At the moment, established microbiome-based screening tests are one piece in a patient's clinical puzzle, rather than a method for landing on a firm diagnosis. But the tests are being aggressively pursued in the diagnostic realm because they could obviate more-invasive forms of diagnostic testing.

In a recent Cell Metabolism study, for instance, investigators documented differences in gut microbial communities between individuals with non-alcoholic fatty liver disease (NAFLD) who had either mild to moderate or advanced liver fibrosis.
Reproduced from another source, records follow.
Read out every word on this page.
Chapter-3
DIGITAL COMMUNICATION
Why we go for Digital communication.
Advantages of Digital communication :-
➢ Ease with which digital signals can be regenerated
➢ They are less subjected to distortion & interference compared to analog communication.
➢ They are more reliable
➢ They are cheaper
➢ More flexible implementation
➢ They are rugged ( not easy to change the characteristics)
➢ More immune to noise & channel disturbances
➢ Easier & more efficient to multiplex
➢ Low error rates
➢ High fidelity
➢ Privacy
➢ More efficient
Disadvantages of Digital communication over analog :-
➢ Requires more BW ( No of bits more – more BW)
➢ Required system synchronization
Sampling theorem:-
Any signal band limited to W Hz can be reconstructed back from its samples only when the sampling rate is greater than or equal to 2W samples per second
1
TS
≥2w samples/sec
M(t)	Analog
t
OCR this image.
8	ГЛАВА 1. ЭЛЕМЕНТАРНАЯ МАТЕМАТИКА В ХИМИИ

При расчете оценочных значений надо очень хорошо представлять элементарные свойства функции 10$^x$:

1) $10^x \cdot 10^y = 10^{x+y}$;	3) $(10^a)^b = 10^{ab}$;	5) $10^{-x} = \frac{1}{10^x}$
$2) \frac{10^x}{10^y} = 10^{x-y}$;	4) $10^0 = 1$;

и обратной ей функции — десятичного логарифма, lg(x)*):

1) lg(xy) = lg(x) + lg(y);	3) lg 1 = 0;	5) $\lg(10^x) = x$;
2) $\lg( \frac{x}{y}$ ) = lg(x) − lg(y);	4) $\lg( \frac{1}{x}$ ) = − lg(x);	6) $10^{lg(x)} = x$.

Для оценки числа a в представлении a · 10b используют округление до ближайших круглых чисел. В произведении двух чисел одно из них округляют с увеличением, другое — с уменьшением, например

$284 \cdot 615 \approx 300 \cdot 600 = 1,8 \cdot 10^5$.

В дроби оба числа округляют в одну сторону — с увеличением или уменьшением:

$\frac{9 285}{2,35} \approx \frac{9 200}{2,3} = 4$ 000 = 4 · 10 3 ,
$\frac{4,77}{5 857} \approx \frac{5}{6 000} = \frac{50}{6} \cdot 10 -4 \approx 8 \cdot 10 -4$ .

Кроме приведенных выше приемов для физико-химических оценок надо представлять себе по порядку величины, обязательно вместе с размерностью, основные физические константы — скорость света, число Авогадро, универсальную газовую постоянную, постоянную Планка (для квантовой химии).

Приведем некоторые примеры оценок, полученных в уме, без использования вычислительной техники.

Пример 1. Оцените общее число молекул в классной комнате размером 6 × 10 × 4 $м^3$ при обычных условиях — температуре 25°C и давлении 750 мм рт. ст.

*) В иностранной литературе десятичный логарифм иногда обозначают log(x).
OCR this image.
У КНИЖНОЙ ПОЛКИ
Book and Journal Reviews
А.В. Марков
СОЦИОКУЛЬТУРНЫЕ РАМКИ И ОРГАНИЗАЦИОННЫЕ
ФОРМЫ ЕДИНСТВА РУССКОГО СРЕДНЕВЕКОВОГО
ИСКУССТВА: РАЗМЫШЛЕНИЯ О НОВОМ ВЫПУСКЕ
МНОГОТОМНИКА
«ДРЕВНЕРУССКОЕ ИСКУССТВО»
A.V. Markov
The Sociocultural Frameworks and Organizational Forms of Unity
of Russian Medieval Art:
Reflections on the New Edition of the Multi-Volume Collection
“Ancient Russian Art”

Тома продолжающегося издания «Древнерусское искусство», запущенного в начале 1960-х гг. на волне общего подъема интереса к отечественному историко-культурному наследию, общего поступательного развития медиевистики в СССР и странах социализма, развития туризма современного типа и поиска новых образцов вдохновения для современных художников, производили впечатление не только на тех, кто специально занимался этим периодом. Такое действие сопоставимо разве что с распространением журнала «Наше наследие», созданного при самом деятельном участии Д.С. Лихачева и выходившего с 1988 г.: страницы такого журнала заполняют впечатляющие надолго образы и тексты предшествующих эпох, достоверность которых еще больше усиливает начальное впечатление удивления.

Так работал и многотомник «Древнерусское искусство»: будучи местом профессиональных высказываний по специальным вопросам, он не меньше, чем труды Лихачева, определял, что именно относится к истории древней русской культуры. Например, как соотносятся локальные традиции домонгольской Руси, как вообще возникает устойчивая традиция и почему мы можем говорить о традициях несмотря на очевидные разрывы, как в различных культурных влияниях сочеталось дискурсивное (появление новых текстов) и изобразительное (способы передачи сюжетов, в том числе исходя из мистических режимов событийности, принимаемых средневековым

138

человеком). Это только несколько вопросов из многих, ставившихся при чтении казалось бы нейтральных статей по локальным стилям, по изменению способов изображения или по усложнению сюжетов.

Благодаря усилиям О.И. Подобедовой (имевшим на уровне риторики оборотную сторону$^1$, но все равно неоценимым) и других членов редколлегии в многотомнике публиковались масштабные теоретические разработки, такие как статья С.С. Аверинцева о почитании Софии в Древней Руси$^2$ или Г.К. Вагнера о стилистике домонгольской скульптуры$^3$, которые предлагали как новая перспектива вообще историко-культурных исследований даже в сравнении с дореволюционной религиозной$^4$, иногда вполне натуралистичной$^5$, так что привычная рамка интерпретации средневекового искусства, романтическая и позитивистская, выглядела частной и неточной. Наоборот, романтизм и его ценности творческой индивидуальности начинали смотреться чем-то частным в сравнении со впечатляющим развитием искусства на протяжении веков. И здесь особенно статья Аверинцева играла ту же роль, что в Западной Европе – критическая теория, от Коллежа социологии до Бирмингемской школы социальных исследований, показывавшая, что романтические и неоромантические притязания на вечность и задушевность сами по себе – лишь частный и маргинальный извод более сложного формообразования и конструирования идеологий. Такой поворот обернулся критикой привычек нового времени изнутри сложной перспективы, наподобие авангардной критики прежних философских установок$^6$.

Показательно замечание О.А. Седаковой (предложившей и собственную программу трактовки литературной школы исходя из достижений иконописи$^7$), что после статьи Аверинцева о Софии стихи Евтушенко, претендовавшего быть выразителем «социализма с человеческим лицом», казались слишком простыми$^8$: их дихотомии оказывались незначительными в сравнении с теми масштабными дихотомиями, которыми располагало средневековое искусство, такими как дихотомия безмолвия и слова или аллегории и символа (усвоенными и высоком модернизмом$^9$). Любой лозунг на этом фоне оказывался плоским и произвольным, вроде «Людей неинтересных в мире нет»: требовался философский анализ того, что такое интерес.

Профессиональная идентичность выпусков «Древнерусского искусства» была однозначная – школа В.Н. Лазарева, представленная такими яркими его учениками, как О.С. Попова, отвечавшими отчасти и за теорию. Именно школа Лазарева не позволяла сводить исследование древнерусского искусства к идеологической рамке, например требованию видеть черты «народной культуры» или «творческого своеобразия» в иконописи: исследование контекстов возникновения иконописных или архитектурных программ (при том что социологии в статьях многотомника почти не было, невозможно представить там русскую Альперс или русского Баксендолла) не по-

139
The team got a glimpse at these gut microbes using bacterial DNA extracted and sequenced from subjects’ stool, a sample type that’s a lot easier to get ahold of than the liver biopsies typically used for confirming NAFLD status in the study’s 86 participants.

Using metagenomic sequencing, the researchers saw higher-than-usual levels of Escherichia coli in gut microbiomes from the 14 NAFLD sufferers with advanced fibrosis, along with differences in representation by three dozen other microbial species.

By combining information on these advanced fibrosis-associated microbes with clues about individuals’ gut microbial diversity, age, and body mass index, the team came up with a model to predict advanced fibrosis across individuals with NAFLD. These results—coupled with preliminary validation tests in other individuals with cirrhosis or advanced fibrosis—suggest it might eventually take nothing more than excrement and expertise to find advanced liver disease.

“This is a relatively young field, so you always have to be careful with the possibilities for translating these findings,” said Mount Sinai Icahn School of Medicine microbiome researcher Jose Clemente, whose lab is in discussions with a number of companies interested in using microbes to treat IBD. He believes it may not be enough to consider gut microbes alone, but also interactions with their hosts, which may be driven by individuals’ genetics and susceptibilities to certain conditions.

“Just by looking at any of the factors [in isolation], I don’t think you’re going to have very accurate diagnostic tools,” Clemente explained. “You’re going to get much better accuracy and diagnoses when you combine the factors.”